Within days, car manufacturers warned that they would have to halt production if the supply of the chips was not restored. By November the Dutch government had “suspended” its action against the Chinese-owned company and Beijing is pressing for a full reversal of the move.
Beijing has long argued that the EU could help to rebalance trade if it were to agree to sell to China some advanced semiconductors and chip-manufacturing equipment that are currently subject to export restrictions. Under pressure from successive US administrations, the EU has invoked national security to justify these restrictions, along with the exclusion of Chinese companies such as Huawei from some European infrastructure.
But recent months have seen a shift in the US position as Trump has authorised the sale to China of some of Nvidia’s more advanced chips. This reflects a view among some White House advisers that restricting access to advanced chips has helped to incentivise China to develop its own semiconductor industry and that the US should instead encourage Chinese manufacturers to become dependent on American chip technology.
“The significance for Europe is now no one on the European side can bet on a technology controls framework from the US,” Small says.
“It’s also not the case that Europe can assume from this that they’re not still going to be under pressure on export controls and other things. It’s not even that people can then fully position themselves around a slightly different orientation from the US.”
Among the difficulties Europe faces in its competition with China is that it is unclear what steps Beijing could take that would most effectively address the trade imbalance. Part of the problem lies in the fact of Chinese industrial efficiency and the fierce competition within its domestic market that drives standards up and prices down.
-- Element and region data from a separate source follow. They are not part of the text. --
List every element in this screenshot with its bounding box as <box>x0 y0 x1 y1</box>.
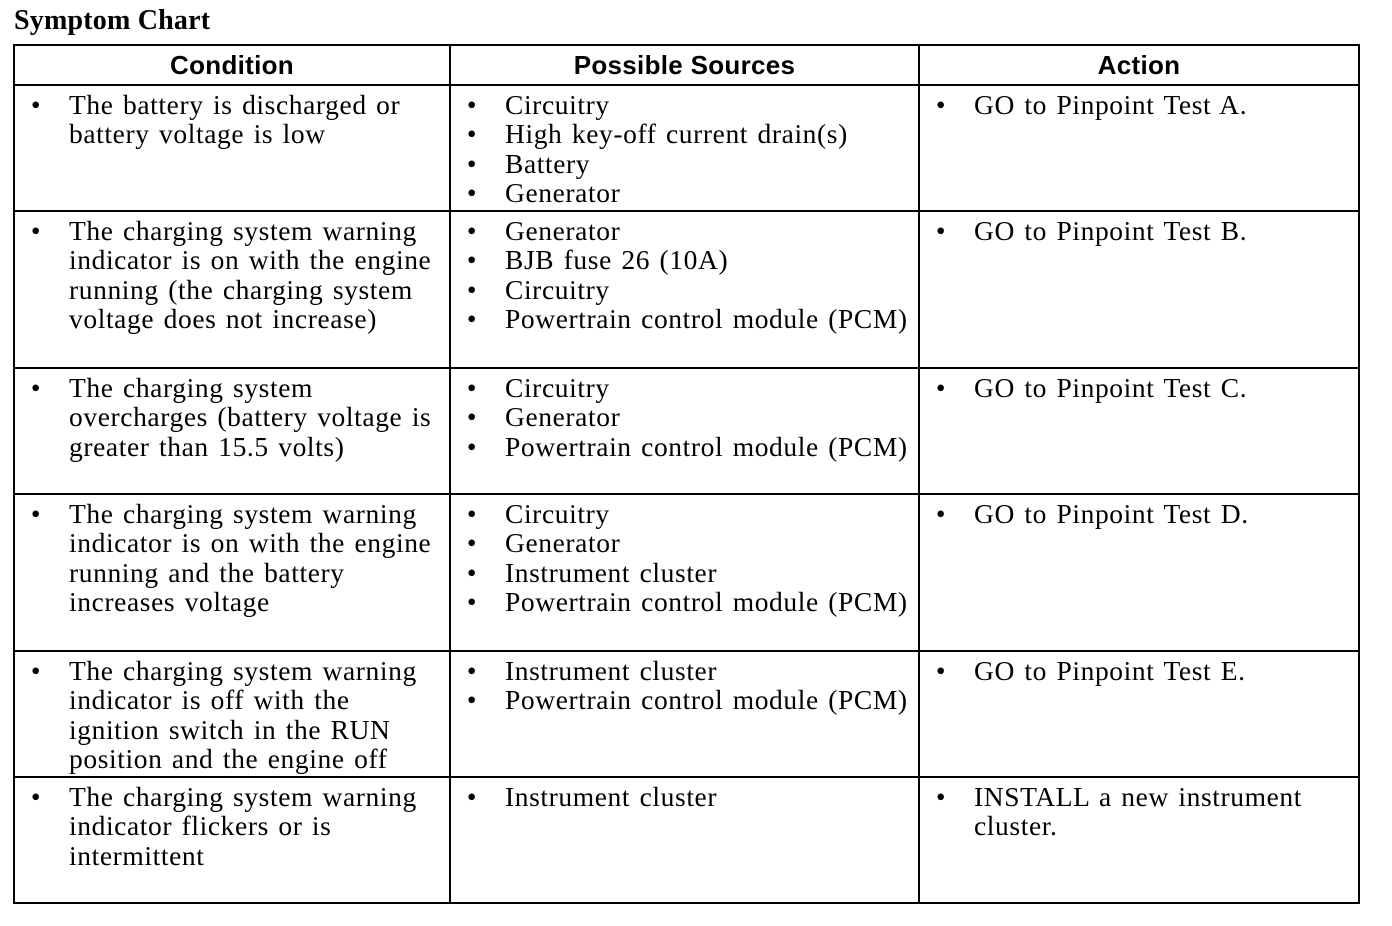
list-item <box>920 373 1350 402</box>
list-item <box>451 499 910 528</box>
list-item <box>451 587 910 616</box>
condition-cell <box>14 494 450 651</box>
sources-cell <box>450 211 919 368</box>
source-text: Powertrain control module (PCM) <box>505 585 908 617</box>
symptom-chart-table <box>13 44 1360 904</box>
source-text: Circuitry <box>505 89 610 120</box>
source-text: High key-off current drain(s) <box>505 118 848 150</box>
condition-text: The charging system warning indicator flickers or is intermittent <box>69 781 417 871</box>
source-text: Powertrain control module (PCM) <box>505 302 908 334</box>
bullet-icon: • <box>30 655 42 686</box>
bullet-icon: • <box>30 89 42 120</box>
condition-text: The charging system warning indicator is off with the ignition switch in the RUN position and the engine off <box>69 655 417 774</box>
condition-text: The charging system warning indicator is on with the engine running (the charging system voltage does not increase) <box>69 215 432 334</box>
condition-text: The charging system warning indicator is on with the engine running and the battery increases voltage <box>69 498 432 617</box>
list-item <box>15 373 441 461</box>
bullet-icon: • <box>935 215 947 246</box>
table-row <box>14 211 1359 368</box>
bullet-icon: • <box>30 372 42 403</box>
list-item <box>451 149 910 178</box>
list-item <box>451 402 910 431</box>
sources-cell <box>450 651 919 777</box>
list-item <box>451 119 910 148</box>
bullet-icon: • <box>935 781 947 812</box>
bullet-icon: • <box>30 498 42 529</box>
list-item <box>15 656 441 773</box>
source-text: Generator <box>505 401 621 433</box>
list-item <box>920 499 1350 528</box>
bullet-icon: • <box>466 430 478 462</box>
bullet-icon: • <box>466 147 478 179</box>
action-cell <box>919 211 1359 368</box>
list-item <box>920 216 1350 245</box>
bullet-icon: • <box>935 89 947 120</box>
action-cell <box>919 494 1359 651</box>
bullet-icon: • <box>466 527 478 559</box>
bullet-icon: • <box>935 498 947 529</box>
header-action: Action <box>919 45 1359 85</box>
table-row <box>14 494 1359 651</box>
list-item <box>15 216 441 333</box>
source-text: Generator <box>505 215 621 246</box>
list-item <box>15 499 441 616</box>
bullet-icon: • <box>466 118 478 150</box>
bullet-icon: • <box>466 244 478 276</box>
condition-cell <box>14 651 450 777</box>
source-text: Generator <box>505 527 621 559</box>
page-title: Symptom Chart <box>14 5 211 36</box>
source-text: Circuitry <box>505 372 610 403</box>
condition-cell <box>14 211 450 368</box>
bullet-icon: • <box>466 302 478 334</box>
bullet-icon: • <box>466 273 478 305</box>
action-text: GO to Pinpoint Test B. <box>974 215 1248 246</box>
action-cell <box>919 651 1359 777</box>
list-item <box>15 90 441 149</box>
bullet-icon: • <box>466 498 478 529</box>
list-item <box>920 782 1350 841</box>
source-text: Battery <box>505 147 591 179</box>
action-text: INSTALL a new instrument cluster. <box>974 781 1303 842</box>
source-text: Instrument cluster <box>505 781 718 812</box>
list-item <box>920 656 1350 685</box>
action-text: GO to Pinpoint Test E. <box>974 655 1246 686</box>
source-text: Instrument cluster <box>505 655 718 686</box>
sources-cell <box>450 777 919 903</box>
list-item <box>451 275 910 304</box>
action-cell <box>919 368 1359 494</box>
list-item <box>451 685 910 714</box>
bullet-icon: • <box>466 176 478 208</box>
header-possible-sources: Possible Sources <box>450 45 919 85</box>
source-text: BJB fuse 26 (10A) <box>505 244 729 276</box>
list-item <box>920 90 1350 119</box>
list-item <box>451 528 910 557</box>
bullet-icon: • <box>466 684 478 716</box>
list-item <box>451 90 910 119</box>
source-text: Circuitry <box>505 498 610 529</box>
header-row <box>14 45 1359 85</box>
sources-cell <box>450 368 919 494</box>
list-item <box>451 558 910 587</box>
source-text: Generator <box>505 176 621 208</box>
bullet-icon: • <box>466 655 478 686</box>
bullet-icon: • <box>466 585 478 617</box>
list-item <box>451 432 910 461</box>
sources-cell <box>450 494 919 651</box>
header-condition: Condition <box>14 45 450 85</box>
table-row <box>14 777 1359 903</box>
action-text: GO to Pinpoint Test D. <box>974 498 1249 529</box>
condition-cell <box>14 368 450 494</box>
condition-text: The battery is discharged or battery voltage is low <box>69 89 401 150</box>
condition-text: The charging system overcharges (battery voltage is greater than 15.5 volts) <box>69 372 432 462</box>
list-item <box>15 782 441 870</box>
bullet-icon: • <box>935 655 947 686</box>
action-cell <box>919 85 1359 211</box>
sources-cell <box>450 85 919 211</box>
bullet-icon: • <box>466 215 478 246</box>
bullet-icon: • <box>466 372 478 403</box>
bullet-icon: • <box>466 89 478 120</box>
bullet-icon: • <box>466 781 478 812</box>
table-row <box>14 85 1359 211</box>
table-row <box>14 651 1359 777</box>
action-text: GO to Pinpoint Test A. <box>974 89 1248 120</box>
condition-cell <box>14 777 450 903</box>
list-item <box>451 216 910 245</box>
list-item <box>451 178 910 207</box>
list-item <box>451 656 910 685</box>
action-text: GO to Pinpoint Test C. <box>974 372 1248 403</box>
table-row <box>14 368 1359 494</box>
bullet-icon: • <box>466 556 478 588</box>
bullet-icon: • <box>466 401 478 433</box>
list-item <box>451 304 910 333</box>
bullet-icon: • <box>30 215 42 246</box>
list-item <box>451 782 910 811</box>
condition-cell <box>14 85 450 211</box>
action-cell <box>919 777 1359 903</box>
source-text: Powertrain control module (PCM) <box>505 430 908 462</box>
source-text: Instrument cluster <box>505 556 718 588</box>
list-item <box>451 373 910 402</box>
source-text: Powertrain control module (PCM) <box>505 684 908 716</box>
bullet-icon: • <box>935 372 947 403</box>
list-item <box>451 245 910 274</box>
source-text: Circuitry <box>505 273 610 305</box>
bullet-icon: • <box>30 781 42 812</box>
Beijing has promised to address what it calls “involution”, when competition is so fierce that margins are squeezed so much that nobody can make a sustainable profit. But a major rebalancing of trade would also require an increase in Chinese domestic consumption on a scale that few policy analysts believe to be likely.
In the meantime, Germany’s export-driven economic model is facing simultaneous pressure from US tariffs and a weakening appetite for its goods in China. German imports from China continue to rise but its exports to the country fell by about 10 per cent in 2025 so that China is set to drop out of the top five German export destinations.
Small believes that the coming weeks will see Europe engage in its most intense debate about China in a decade as the EU considers how it can best protect its industrial base. Against those proposing tough action against China there will be member states seeking to engage with Beijing in the hope of attracting investment and technology transfer.
“The hinge actor on everything is always Germany. The decisions in Berlin are the crux for all of this,” he says.
“They’re the front line in terms of the industries that will bear the brunt of this, but they’re also the ones that have the fiercest lobbyists for not doing any of these things at all. I think a large portion of this is where the German piece on this breaks, and that’s still very much in play at the moment.”